That being said, it was pretty clever to take advantage of an enumeration attack on another service that wasn't protecting against enumeration attacks on the feature because frankly, why would they?
No. I went in expecting it to be about a guy who lost his own password to Reddit and had to crack it.
Spoiler: That's what the article was about.
This article, while interesting, is really just about general password cracking.
"Is there an F in your password? Yes, you have one F, now guess again..."
Technically he didn't guess the password to any specific service, he just happened to have stored his own Reddit password in plaintext as the body of a draft email. The email service allows you to search within the body even if your message is "hidden" from their interface. At worst, he MacGyvered a feature of their service to recover a string he couldn't remember.

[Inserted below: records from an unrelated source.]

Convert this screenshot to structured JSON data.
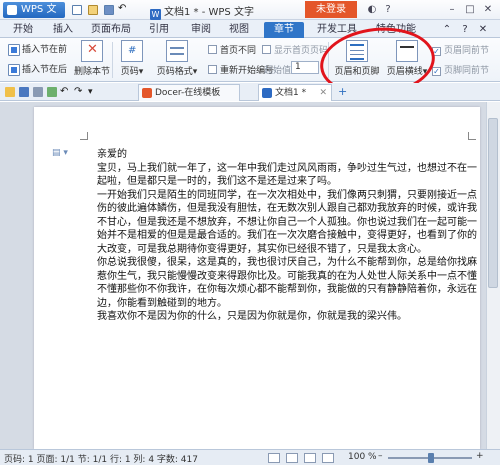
{
  "titlebar": {
    "app_menu": "WPS 文字",
    "doc_title": "文档1 * - WPS 文字",
    "login": "未登录"
  },
  "ribbon_tabs": [
    "开始",
    "插入",
    "页面布局",
    "引用",
    "审阅",
    "视图",
    "章节",
    "开发工具",
    "特色功能"
  ],
  "ribbon_active_tab": "章节",
  "ribbon": {
    "insert_section_before": "插入节在前",
    "insert_section_after": "插入节在后",
    "delete_section": "删除本节",
    "page_number": "页码",
    "page_number_format": "页码格式",
    "first_page_diff": "首页不同",
    "show_first_page_number": "显示首页页码",
    "renumber": "重新开始编号",
    "start_value_label": "起始值:",
    "start_value": "1",
    "header_footer": "页眉和页脚",
    "header_line": "页眉横线",
    "header_same_prev": "页眉同前节",
    "footer_same_prev": "页脚同前节"
  },
  "doc_tabs": [
    "Docer-在线模板",
    "文档1 *"
  ],
  "document": {
    "paragraphs": [
      "亲爱的",
      "宝贝，马上我们就一年了，这一年中我们走过风风雨雨，争吵过生气过，也想过不在一",
      "起啦，但是都只是一时的，我们这不是还是过来了吗。",
      "一开始我们只是陌生的同班同学，在一次次相处中，我们像两只刺猬，只要刚接近一点就",
      "伤的彼此遍体鳞伤，但是我没有胆怯，在无数次别人跟自己都劝我放弃的时候，或许我是",
      "不甘心，但是我还是不想放弃，不想让你自己一个人孤独。你也说过我们在一起可能一开",
      "始并不是相爱的但是是最合适的。我们在一次次磨合接触中，变得更好，也看到了你的巨",
      "大改变，可是我总期待你变得更好，其实你已经很不错了，只是我太贪心。",
      "你总说我很傻，很呆，这是真的，我也很讨厌自己，为什么不能帮到你，总是给你找麻烦",
      "惹你生气，我只能慢慢改变来得跟你比及。可能我真的在为人处世人际关系中一点不懂，",
      "不懂那些你不你我许，在你每次烦心都不能帮到你，我能做的只有静静陪着你，永远在你身",
      "边，你能看到触碰到的地方。",
      "我喜欢你不是因为你的什么，只是因为你就是你，你就是我的梁兴伟。"
    ]
  },
  "statusbar": {
    "text": "页码: 1   页面: 1/1   节: 1/1   行: 1   列: 4   字数: 417",
    "zoom": "100 %"
  },
  "colors": {
    "accent": "#2f75c8",
    "login": "#e4562a",
    "annotation": "#e1141c"
  }
}
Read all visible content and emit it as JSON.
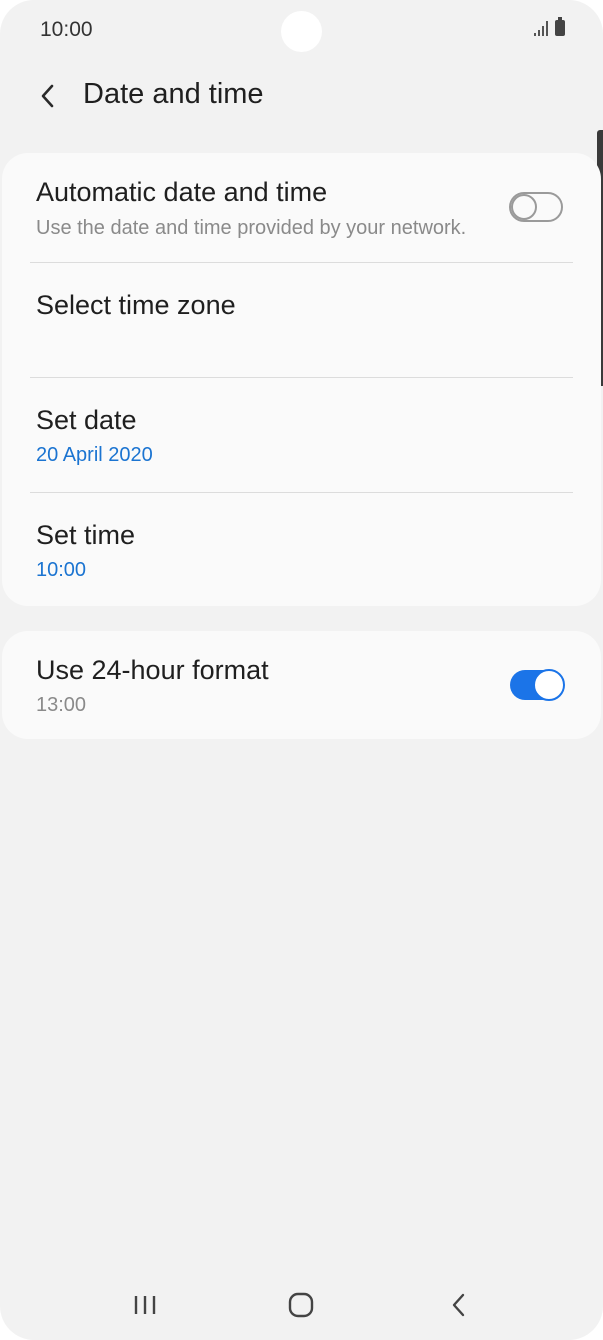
{
  "status_bar": {
    "time": "10:00",
    "signal_icon": "signal-icon",
    "battery_icon": "battery-icon"
  },
  "header": {
    "title": "Date and time",
    "back_icon": "chevron-left-icon"
  },
  "settings": {
    "automatic_date_time": {
      "title": "Automatic date and time",
      "subtitle": "Use the date and time provided by your network.",
      "enabled": false
    },
    "time_zone": {
      "title": "Select time zone"
    },
    "set_date": {
      "title": "Set date",
      "value": "20 April 2020"
    },
    "set_time": {
      "title": "Set time",
      "value": "10:00"
    },
    "hour_format_24": {
      "title": "Use 24-hour format",
      "subtitle": "13:00",
      "enabled": true
    }
  },
  "nav_bar": {
    "recents_icon": "recents-icon",
    "home_icon": "home-icon",
    "back_icon": "back-icon"
  },
  "colors": {
    "accent": "#1b74e8",
    "link_blue": "#1b74d1",
    "background": "#f2f2f2",
    "card": "#fafafa"
  }
}
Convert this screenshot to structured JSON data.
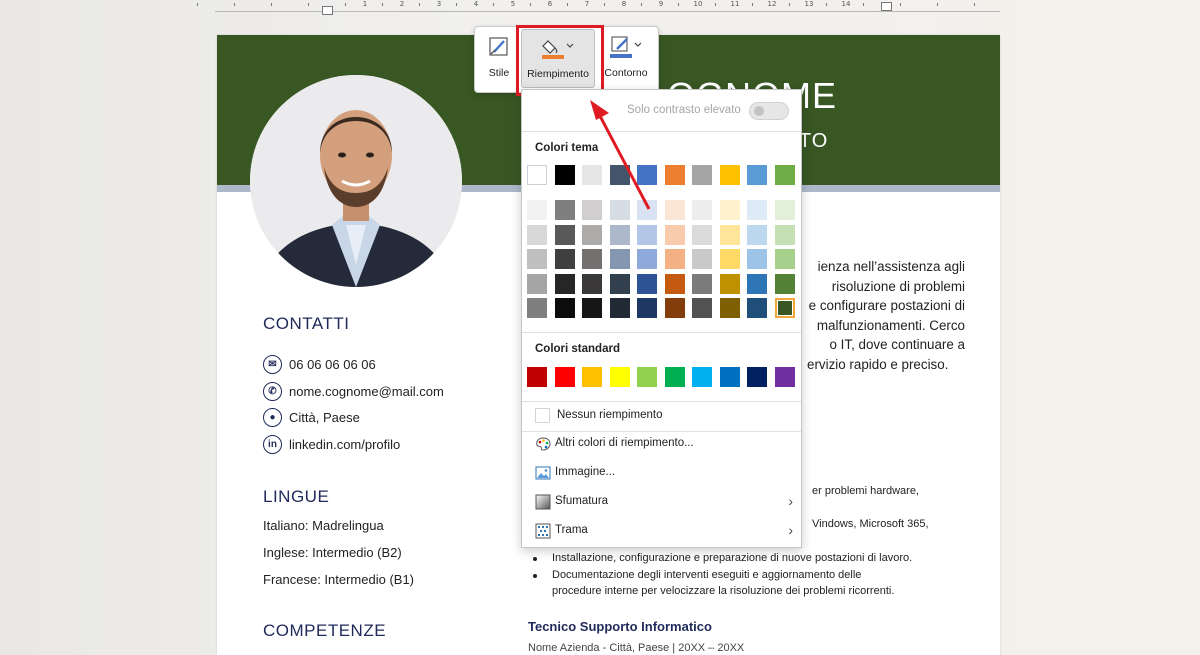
{
  "ruler": {
    "numbers": [
      "1",
      "2",
      "3",
      "4",
      "5",
      "6",
      "7",
      "8",
      "9",
      "10",
      "11",
      "12",
      "13",
      "14"
    ]
  },
  "resume": {
    "name_fragment": "OGNOME",
    "role_fragment": "ATO",
    "contacts_title": "CONTATTI",
    "contacts": [
      {
        "icon": "mail-icon",
        "text": "06 06 06 06 06"
      },
      {
        "icon": "phone-icon",
        "text": "nome.cognome@mail.com"
      },
      {
        "icon": "location-pin-icon",
        "text": "Città, Paese"
      },
      {
        "icon": "linkedin-icon",
        "text": "linkedin.com/profilo"
      }
    ],
    "languages_title": "LINGUE",
    "languages": [
      "Italiano: Madrelingua",
      "Inglese: Intermedio (B2)",
      "Francese: Intermedio (B1)"
    ],
    "skills_title": "COMPETENZE",
    "summary_lines": [
      "ienza nell’assistenza agli",
      "risoluzione di problemi",
      "e configurare postazioni di",
      "malfunzionamenti. Cerco",
      "o IT, dove continuare a",
      "ervizio rapido e preciso."
    ],
    "partial_lines": [
      "er problemi hardware,",
      "Vindows, Microsoft 365,"
    ],
    "bullets": [
      "Installazione, configurazione e preparazione di nuove postazioni di lavoro.",
      "Documentazione degli interventi eseguiti e aggiornamento delle",
      "procedure interne per velocizzare la risoluzione dei problemi ricorrenti."
    ],
    "job_title": "Tecnico Supporto Informatico",
    "job_sub": "Nome Azienda - Città, Paese | 20XX – 20XX"
  },
  "toolbar": {
    "style_label": "Stile",
    "fill_label": "Riempimento",
    "outline_label": "Contorno",
    "fill_color": "#ed7d31",
    "outline_color": "#4472c4"
  },
  "fill_menu": {
    "high_contrast_label": "Solo contrasto elevato",
    "high_contrast_on": false,
    "theme_colors_title": "Colori tema",
    "theme_colors": [
      "#ffffff",
      "#000000",
      "#e7e6e6",
      "#44546a",
      "#4472c4",
      "#ed7d31",
      "#a5a5a5",
      "#ffc000",
      "#5b9bd5",
      "#70ad47"
    ],
    "theme_shades": [
      [
        "#f2f2f2",
        "#7f7f7f",
        "#d0cece",
        "#d6dce4",
        "#d9e2f3",
        "#fbe5d5",
        "#ededed",
        "#fff2cc",
        "#deebf6",
        "#e2efd9"
      ],
      [
        "#d8d8d8",
        "#595959",
        "#aeabab",
        "#adb9ca",
        "#b4c6e7",
        "#f7cbac",
        "#dbdbdb",
        "#fee599",
        "#bdd7ee",
        "#c5e0b3"
      ],
      [
        "#bfbfbf",
        "#3f3f3f",
        "#757070",
        "#8496b0",
        "#8eaadb",
        "#f4b183",
        "#c9c9c9",
        "#ffd965",
        "#9dc3e6",
        "#a8d08d"
      ],
      [
        "#a5a5a5",
        "#262626",
        "#3a3838",
        "#323f4f",
        "#2f5496",
        "#c55a11",
        "#7b7b7b",
        "#bf9000",
        "#2e75b5",
        "#538135"
      ],
      [
        "#7f7f7f",
        "#0c0c0c",
        "#171616",
        "#222a35",
        "#1f3864",
        "#833c0b",
        "#525252",
        "#7f6000",
        "#1e4e79",
        "#375623"
      ]
    ],
    "standard_colors_title": "Colori standard",
    "standard_colors": [
      "#c00000",
      "#ff0000",
      "#ffc000",
      "#ffff00",
      "#92d050",
      "#00b050",
      "#00b0f0",
      "#0070c0",
      "#002060",
      "#7030a0"
    ],
    "no_fill_label": "Nessun riempimento",
    "more_colors_label": "Altri colori di riempimento...",
    "picture_label": "Immagine...",
    "gradient_label": "Sfumatura",
    "texture_label": "Trama"
  }
}
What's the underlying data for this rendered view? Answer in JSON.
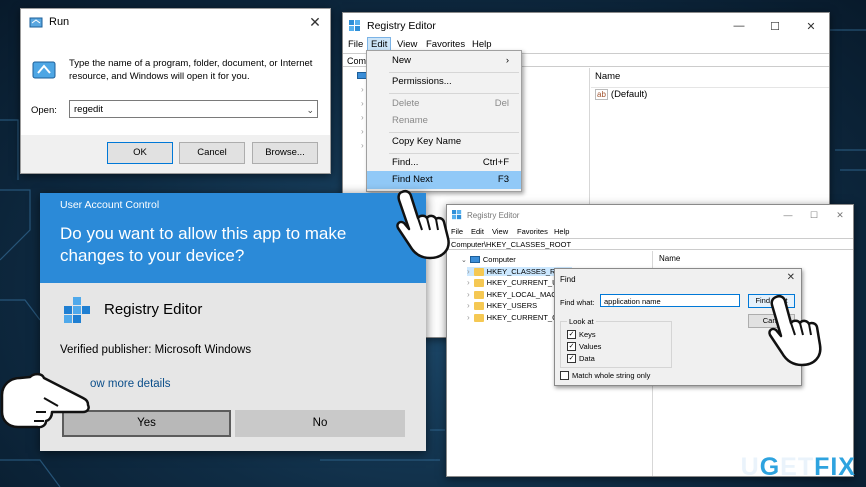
{
  "run_dialog": {
    "title": "Run",
    "description": "Type the name of a program, folder, document, or Internet resource, and Windows will open it for you.",
    "open_label": "Open:",
    "open_value": "regedit",
    "ok_label": "OK",
    "cancel_label": "Cancel",
    "browse_label": "Browse..."
  },
  "registry_editor_main": {
    "title": "Registry Editor",
    "menu": [
      "File",
      "Edit",
      "View",
      "Favorites",
      "Help"
    ],
    "address": "Com",
    "name_column": "Name",
    "default_value": "(Default)"
  },
  "edit_menu": {
    "items": [
      {
        "label": "New",
        "shortcut": "›",
        "enabled": true
      },
      {
        "label": "Permissions...",
        "shortcut": "",
        "enabled": true
      },
      {
        "label": "Delete",
        "shortcut": "Del",
        "enabled": false
      },
      {
        "label": "Rename",
        "shortcut": "",
        "enabled": false
      },
      {
        "label": "Copy Key Name",
        "shortcut": "",
        "enabled": true
      },
      {
        "label": "Find...",
        "shortcut": "Ctrl+F",
        "enabled": true
      },
      {
        "label": "Find Next",
        "shortcut": "F3",
        "enabled": true,
        "highlighted": true
      }
    ]
  },
  "uac_dialog": {
    "header": "User Account Control",
    "question": "Do you want to allow this app to make changes to your device?",
    "question_line1": "Do you want to allow this app to make",
    "question_line2": "changes to your device?",
    "app_name": "Registry Editor",
    "publisher": "Verified publisher: Microsoft Windows",
    "more_details": "ow more details",
    "yes_label": "Yes",
    "no_label": "No",
    "accent_color": "#2b8ad8"
  },
  "registry_editor_find": {
    "title": "Registry Editor",
    "menu": [
      "File",
      "Edit",
      "View",
      "Favorites",
      "Help"
    ],
    "address": "Computer\\HKEY_CLASSES_ROOT",
    "name_column": "Name",
    "tree": {
      "root": "Computer",
      "children": [
        "HKEY_CLASSES_ROOT",
        "HKEY_CURRENT_USE",
        "HKEY_LOCAL_MACH",
        "HKEY_USERS",
        "HKEY_CURRENT_CON"
      ]
    }
  },
  "find_dialog": {
    "title": "Find",
    "find_what_label": "Find what:",
    "find_what_value": "application name",
    "find_next_label": "Find Next",
    "cancel_label": "Canc",
    "look_at_label": "Look at",
    "options": [
      {
        "label": "Keys",
        "checked": true
      },
      {
        "label": "Values",
        "checked": true
      },
      {
        "label": "Data",
        "checked": true
      }
    ],
    "match_whole": {
      "label": "Match whole string only",
      "checked": false
    }
  },
  "watermark": {
    "part1": "U",
    "part2": "G",
    "part3": "ET",
    "part4": "FIX"
  }
}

This was a coding exercise, nothing more. If he had stored his Reddit password in some obfuscated/encrypted format behind another password-protected service, he likely would not have pulled off this stunt.
But to get on topic: This was one of my favorite ways of recovering passwords when I had a blind SQL injection somewhere. I wrote a nice perl script that brute forced (yes the guy in the article also brute forced) the field through the SQL substr command. Happy, simpler times :)
The article is a subversive ad for http://lettermelater.com and little more.
It turns out (due to repeated chars) to only have 14 unique chars. This single run through would have reduced the alphabet size (A, in the article) from 36 to 14. The 432 iterations becomes 168.
I'm sure there are other optimisations I'm missing!
https://news.ycombinator.com/item?id=14108223 (17 days)
https://news.ycombinator.com/item?id=14076918 (20 days)
https://news.ycombinator.com/item?id=14071188 (21 days)
https://news.ycombinator.com/item?id=14054289 (23 days)
https://news.ycombinator.com/item?id=14051671 (24 days)
None have any comments, very few upvotes, so maybe it's worth another chance. Personally, I found it unreadable. I'm sure others will find it fascinating and be able to get past the IN YOUR FACE style and flashing graphics.
Oh, and FWIW, I didn't downvote you.